Ad esso ne seguono altri durante il giorno. L’oceano è sorprendentemente pieno di questi vagabondi solitari.

Potreste a questo punto facilmente interpretare che io non nutra simpatia per i volatili marini. Invece nutro per loro una simpatia viscerale.
E riconosco di rispecchiarmi nel loro vagare in maggior misura (benché non totalmente) di quanto mi rispecchi nel placido stanziare, a pancia piena del mammifero terrestre.

ENG
It is common sense considering birds among the freest of the living creatures. It must be because they fly over all other animals’ head, able to cover the longest distances with minimal effort. The same distance to cover which any other animal of the Nature (with the exclusion of the man-machine) would spend days they cover it in hours.
Even more convincing is the fact that they are supposedly free to fly wherever they want inside the tri-dimensional support that is air.
The concept of freedom is directly linked with the concept of happiness. And so we should even argue that birds are happy.
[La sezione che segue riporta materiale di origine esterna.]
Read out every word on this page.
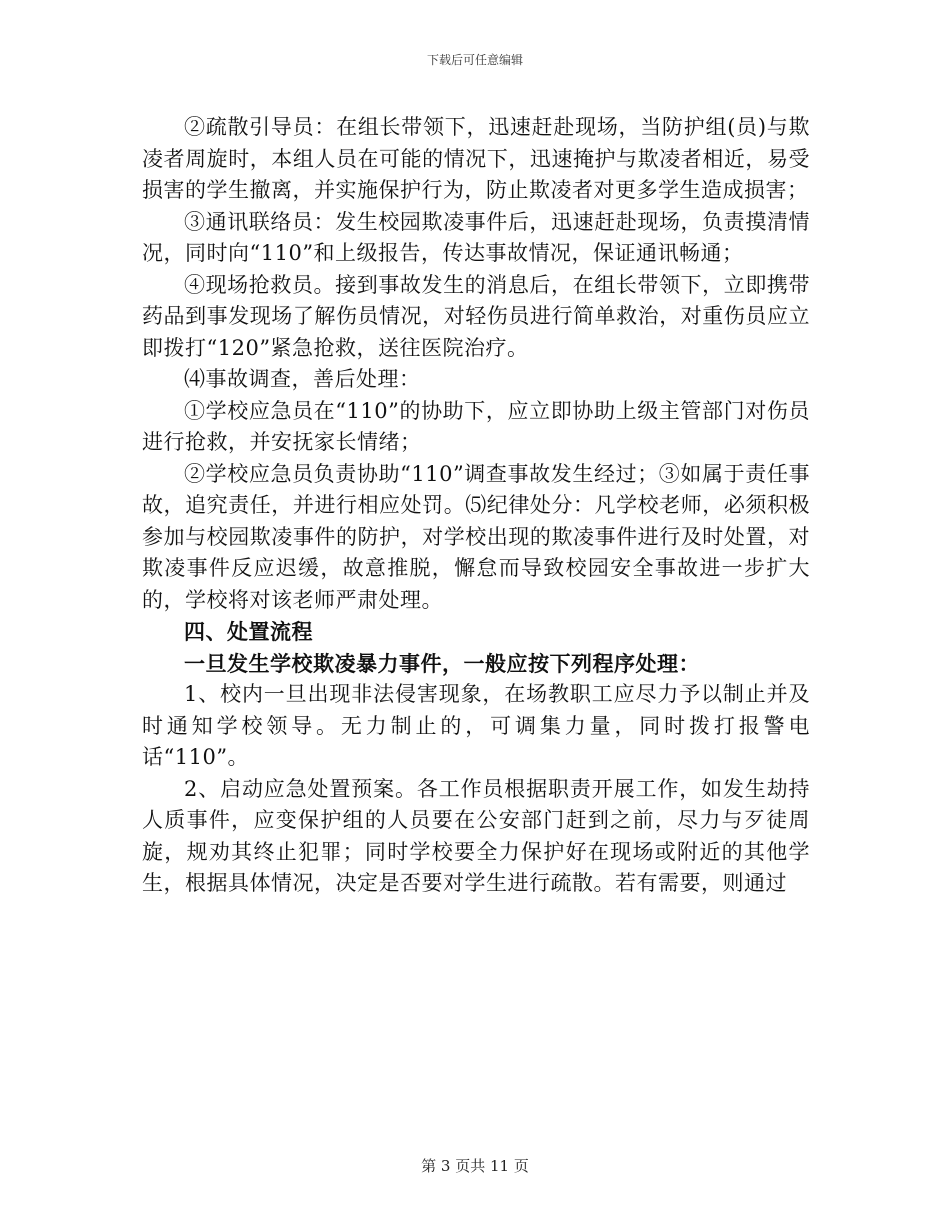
下载后可任意编辑

②疏散引导员：在组长带领下，迅速赶赴现场，当防护组(员)与欺凌者周旋时，本组人员在可能的情况下，迅速掩护与欺凌者相近，易受损害的学生撤离，并实施保护行为，防止欺凌者对更多学生造成损害；

③通讯联络员：发生校园欺凌事件后，迅速赶赴现场，负责摸清情况，同时向“110”和上级报告，传达事故情况，保证通讯畅通；

④现场抢救员。接到事故发生的消息后，在组长带领下，立即携带药品到事发现场了解伤员情况，对轻伤员进行简单救治，对重伤员应立即拨打“120”紧急抢救，送往医院治疗。

⑷事故调查，善后处理：

①学校应急员在“110”的协助下，应立即协助上级主管部门对伤员进行抢救，并安抚家长情绪；

②学校应急员负责协助“110”调查事故发生经过；③如属于责任事故，追究责任，并进行相应处罚。⑸纪律处分：凡学校老师，必须积极参加与校园欺凌事件的防护，对学校出现的欺凌事件进行及时处置，对欺凌事件反应迟缓，故意推脱，懈怠而导致校园安全事故进一步扩大的，学校将对该老师严肃处理。

四、处置流程

一旦发生学校欺凌暴力事件，一般应按下列程序处理：

1、校内一旦出现非法侵害现象，在场教职工应尽力予以制止并及时通知学校领导。无力制止的，可调集力量，同时拨打报警电话“110”。

2、启动应急处置预案。各工作员根据职责开展工作，如发生劫持人质事件，应变保护组的人员要在公安部门赶到之前，尽力与歹徒周旋，规劝其终止犯罪；同时学校要全力保护好在现场或附近的其他学生，根据具体情况，决定是否要对学生进行疏散。若有需要，则通过

第 3 页共 11 页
That is probably true for some birds. But my experience suggests to my sensibility that it is not true for seabirds. And I can be reasonably sure that it is not true for offshore seabirds. When I watch a seabird flying over the ocean from my boat I have different sensations. My sensibility tells me that they are among the most tormented of the living beens.
What most of people define as soaring feels like a meandering to me. What is presumed to be freedom, the freedom of flying feels to me like a desperating rambling against the winds in order to solve the desperate, daily struggle for food or to migrate.

Seabirds are convicted to the fly.
But their true conviction is the absolute need of lightness. Been perpetually ready to fly as they are, they cannot afford the luxury of the true love of most animals: a full belly!
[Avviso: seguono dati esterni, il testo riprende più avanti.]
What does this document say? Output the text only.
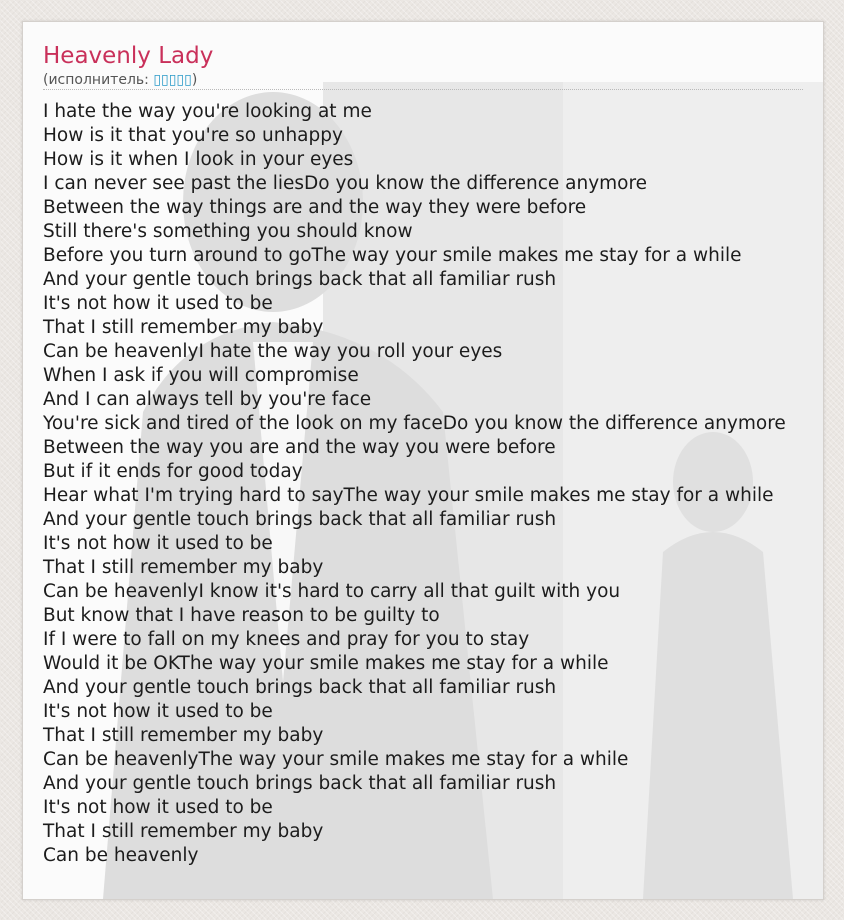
Heavenly Lady
(исполнитель: ▯▯▯▯▯)
I hate the way you're looking at me
How is it that you're so unhappy
How is it when I look in your eyes
I can never see past the liesDo you know the difference anymore
Between the way things are and the way they were before
Still there's something you should know
Before you turn around to goThe way your smile makes me stay for a while
And your gentle touch brings back that all familiar rush
It's not how it used to be
That I still remember my baby
Can be heavenlyI hate the way you roll your eyes
When I ask if you will compromise
And I can always tell by you're face
You're sick and tired of the look on my faceDo you know the difference anymore
Between the way you are and the way you were before
But if it ends for good today
Hear what I'm trying hard to sayThe way your smile makes me stay for a while
And your gentle touch brings back that all familiar rush
It's not how it used to be
That I still remember my baby
Can be heavenlyI know it's hard to carry all that guilt with you
But know that I have reason to be guilty to
If I were to fall on my knees and pray for you to stay
Would it be OKThe way your smile makes me stay for a while
And your gentle touch brings back that all familiar rush
It's not how it used to be
That I still remember my baby
Can be heavenlyThe way your smile makes me stay for a while
And your gentle touch brings back that all familiar rush
It's not how it used to be
That I still remember my baby
Can be heavenly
I am sitting on the bow, one leg to each side of it while the boat is sailing Eastward pushed by a fresh breeze. We are seven hundred miles East of the Caribbean. A lonely black little thing overflies the waves dipping into each one of them to stick his side eye beyond the surface of the sea. He is in search of any little spark of shine, a sign of the presence of fish. Food.
He overflies the cockpit, than passes beside the boat and ends up exploring each side of the bow before disappearing behind the uneven perspective of the sea. Other birds follow during the day. The ocean is surprisingly full of these wandering vagabonds.

You should think that I don’t really love these animals.
On the contrary I have a visceral sympathy for them. I feel my existence been closer to their solitary wondering than to the pleased full belly happiness of the land mammals!